Only Pongsakul didn't just sit by and watch the resolution become policy, she conducted research that played a direct role in analyzing how national healthcare plans incorporated surgery. “It was a complement to passing the resolution on surgery in the World Health Assembly,” she said. “The goal was for the WHO to better understand how to guide countries and help them incorporate surgery into their healthcare systems.”

Though Pongsakul is back in Richmond for her senior year, her work with the research project hasn’t ended.
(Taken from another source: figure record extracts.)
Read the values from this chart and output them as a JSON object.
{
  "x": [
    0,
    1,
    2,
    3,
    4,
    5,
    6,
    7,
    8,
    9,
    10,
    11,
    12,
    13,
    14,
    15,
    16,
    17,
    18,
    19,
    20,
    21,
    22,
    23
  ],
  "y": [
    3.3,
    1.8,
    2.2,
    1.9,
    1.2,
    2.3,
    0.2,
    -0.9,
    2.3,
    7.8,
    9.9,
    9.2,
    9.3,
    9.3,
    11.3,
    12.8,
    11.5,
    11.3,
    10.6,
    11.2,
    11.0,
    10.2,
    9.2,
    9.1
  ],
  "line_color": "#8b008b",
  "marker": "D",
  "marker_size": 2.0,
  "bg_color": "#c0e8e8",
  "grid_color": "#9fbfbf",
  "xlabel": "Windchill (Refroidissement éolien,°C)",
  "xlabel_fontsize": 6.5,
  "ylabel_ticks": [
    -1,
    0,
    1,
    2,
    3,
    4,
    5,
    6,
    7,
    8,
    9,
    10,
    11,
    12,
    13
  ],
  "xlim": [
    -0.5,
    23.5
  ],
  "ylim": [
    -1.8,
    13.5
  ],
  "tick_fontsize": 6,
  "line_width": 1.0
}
Her paper analyzing national healthcare plans was accepted to the Third World Congress on Integrated Care in Mexico City, and she will travel there in November to share her work.

Pongsakul felt her time in Switzerland allowed her to more clearly define her path, which now includes plans to become a doctor. “Working for the WHO, I learned a lot about politics, how the UN works, and policy, but I realized I would rather work to make a change at the local level,” she said. “Learning about public health and policy issues, going abroad, and conducting research, I found myself heading down a path I didn’t think I would like: primary care and prevention.”

“I would love to become a primary care physician. I think it’s what the world needs right now,” Pongsakul said. But she might not be done with global policy just yet; she hopes to return to Europe before tackling medical school. “If I could find another opportunity with the WHO, that would be awesome,” she said.